Hadassah event sheds light on experiences of children in the HolocaustPublished: April 16, 2010
Psychologist Dr. Eva Fogelman spoke Sunday at Rappaporte Treasure Hall about the impact of the Holocaust on child survivors as part of a three day conference sponsored by The Hadassah-Brandeis Institute (HBI).
Fogelman explained that although experiences differ for each survivor, many stories from child survivors have been dismissed because the survivors were not able to remember the entire story, but only parts of it.
“One of the reasons that this research was long delayed is that children’s testimony is sometimes considered unreliable,” Prof. Sylvia Fishman (NEJS), co-director of the HBI said.
Many child survivors encounter a long period of denial, and cannot begin to grieve for their families until they have come to accept what happened, Fogelman said.
“After years of being told ‘you are too young to remember,’ the validation of this pain … makes child survivors feel understood,” Fogelman said. “The children, even if they had not yet learned to speak, very well remembered.”
Holocaust survivor Irene Shashari said she kept her experience secret for about 40 years after the Holocaust ended because she wanted her children to feel the same as other children.
“I just did not want them to feel different from all other children. I want them to feel ‘normal,’” Shashari said in an interview with The Hoot.
Shashari also explained that following the war, survivors were not treated properly by society because of how others had died.
“We were looked down upon because we went like sheep to the gas chambers, and that is not right—that is shame,” Shashari said. “Although of course, history knows that we could not have done anything else. Partly for this reason, of fearing shame, many survivors chose not to talk about their stories, according to Shashari.

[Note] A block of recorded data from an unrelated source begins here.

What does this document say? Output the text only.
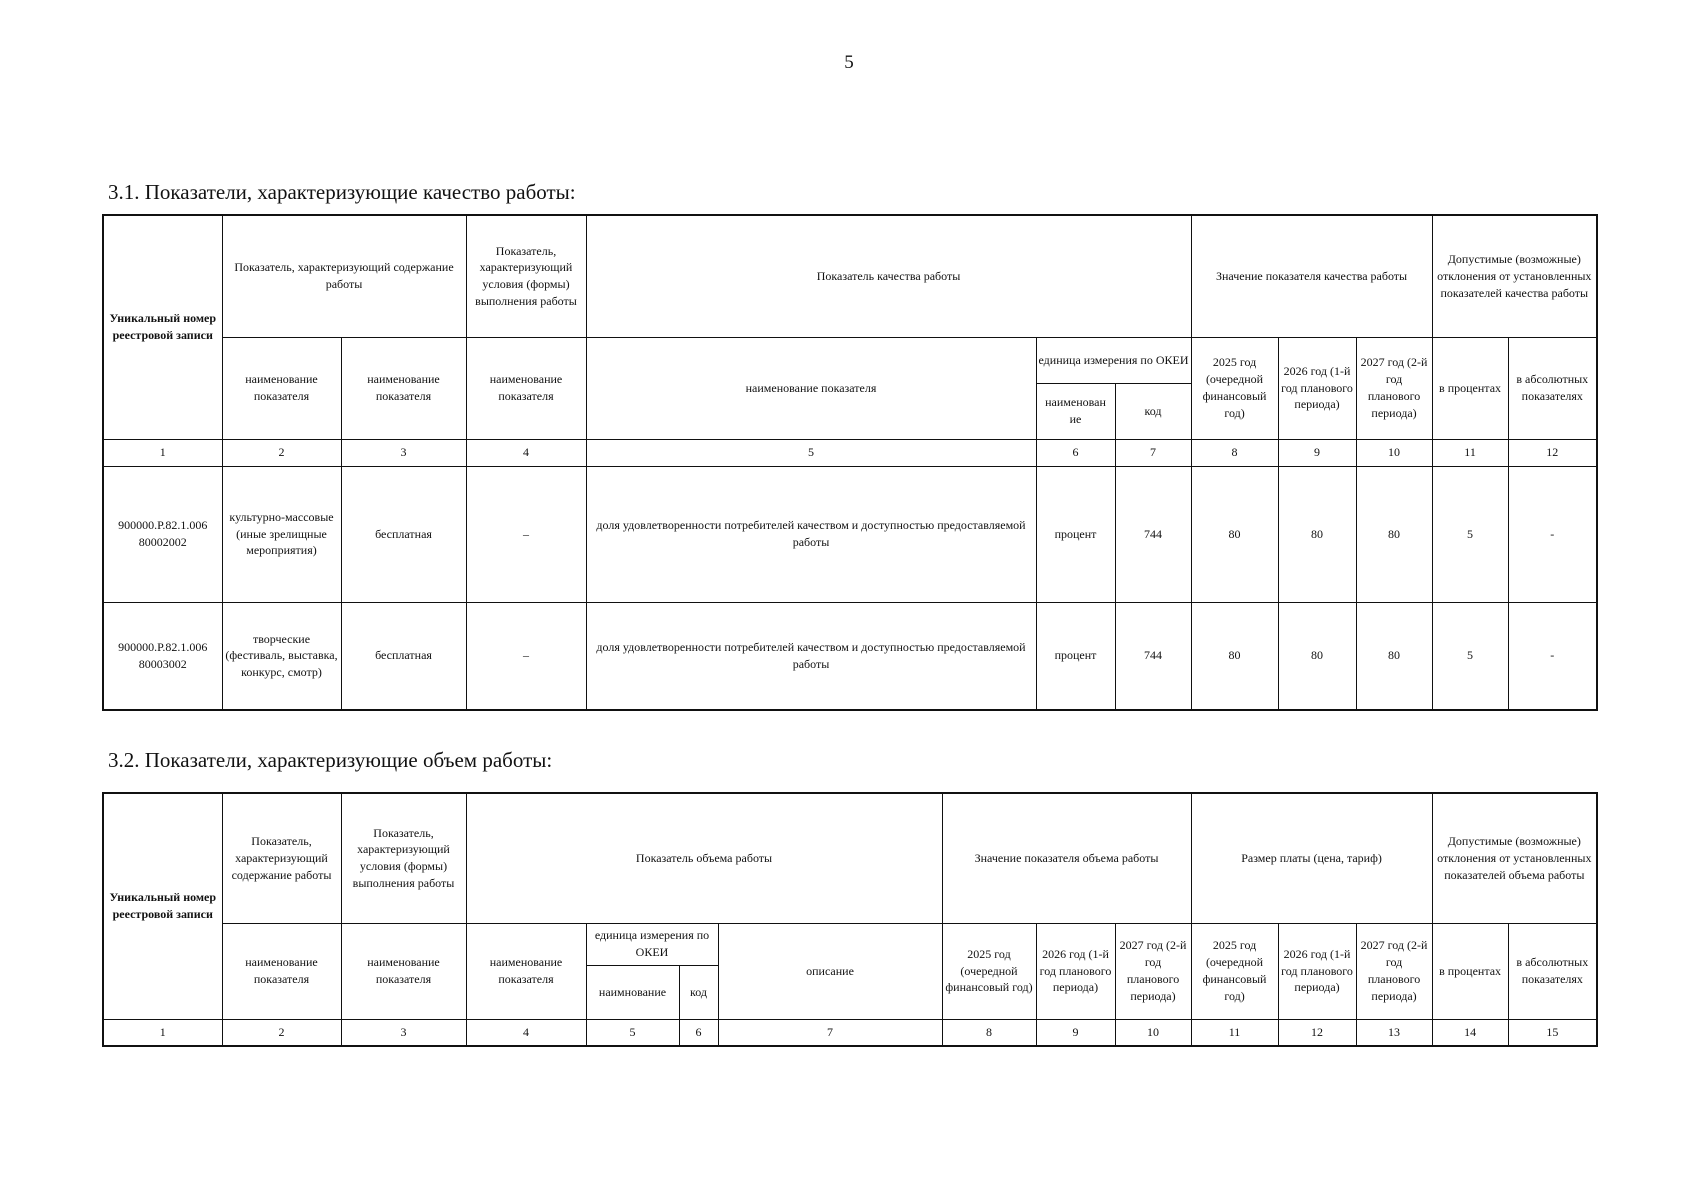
5
3.1. Показатели, характеризующие качество работы:
Уникальный номер реестровой записи	Показатель, характеризующий содержание работы		Показатель, характеризующий условия (формы) выполнения работы	Показатель качества работы			Значение показателя качества работы			Допустимые (возможные) отклонения от установленных показателей качества работы	
	наименование показателя	наименование показателя	наименование показателя	наименование показателя	единица измерения по ОКЕИ		2025 год (очередной финансовый год)	2026 год (1-й год планового периода)	2027 год (2-й год планового периода)	в процентах	в абсолютных показателях
					наименован ие	код					
1	2	3	4	5	6	7	8	9	10	11	12
900000.Р.82.1.006 80002002	культурно-массовые (иные зрелищные мероприятия)	бесплатная	–	доля удовлетворенности потребителей качеством и доступностью предоставляемой работы	процент	744	80	80	80	5	-
900000.Р.82.1.006 80003002	творческие (фестиваль, выставка, конкурс, смотр)	бесплатная	–	доля удовлетворенности потребителей качеством и доступностью предоставляемой работы	процент	744	80	80	80	5	-
3.2. Показатели, характеризующие объем работы:
Уникальный номер реестровой записи	Показатель, характеризующий содержание работы	Показатель, характеризующий условия (формы) выполнения работы	Показатель объема работы				Значение показателя объема работы			Размер платы (цена, тариф)			Допустимые (возможные) отклонения от установленных показателей объема работы	
	наименование показателя	наименование показателя	наименование показателя	единица измерения по ОКЕИ		описание	2025 год (очередной финансовый год)	2026 год (1-й год планового периода)	2027 год (2-й год планового периода)	2025 год (очередной финансовый год)	2026 год (1-й год планового периода)	2027 год (2-й год планового периода)	в процентах	в абсолютных показателях
				наимнование	код									
1	2	3	4	5	6	7	8	9	10	11	12	13	14	15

It is necessary to remember the stories of child survivors because they can help us to better understand what happened during the Holocaust, but also important remember the 1.5 million children who died, University President Jehuda Reinharz said.
“The story of each and every one of these children deserves to be known,” Reinharz said.
Fogelman outlined a process in which many child survivors encountered in the aftermath of the Holocaust. They were in shock and denial of what happened before confronting the truth as they gained a new understanding of their feelings and emotions.
Because many child survivors deny what happened or do not share their stories, they are left with “no opportunity to mourn,” explained Fogelman.
“In order to heal, people have to go through the process or mourning,” Fogelman said.
Yet, Fogelman also pointed out that although there were patterns discovered in her research, it is important not to generalize the effects of the war on children because “each child survived in his or her own unique way.”
Fogelman’s lecture was part of a three-day conference, which included a workshop at the Doubletree Hotel on Monday and a screening of the film “My 100 Children,” in Wasserman Cinematheque Tuesday.
Fogelman also criticized recent truth and reconciliation commissions, which attempt to obtain restorative justice after times of war, they try to help victims heal far too quickly than they are ready to do so, she said.
“The silence will be broken but not immediately,” Fogelman said. “Healing is often a solitary process.”
Fogelman added that regardless of strong efforts, the process of healing is long. “We are enablers, not magicians,” she said.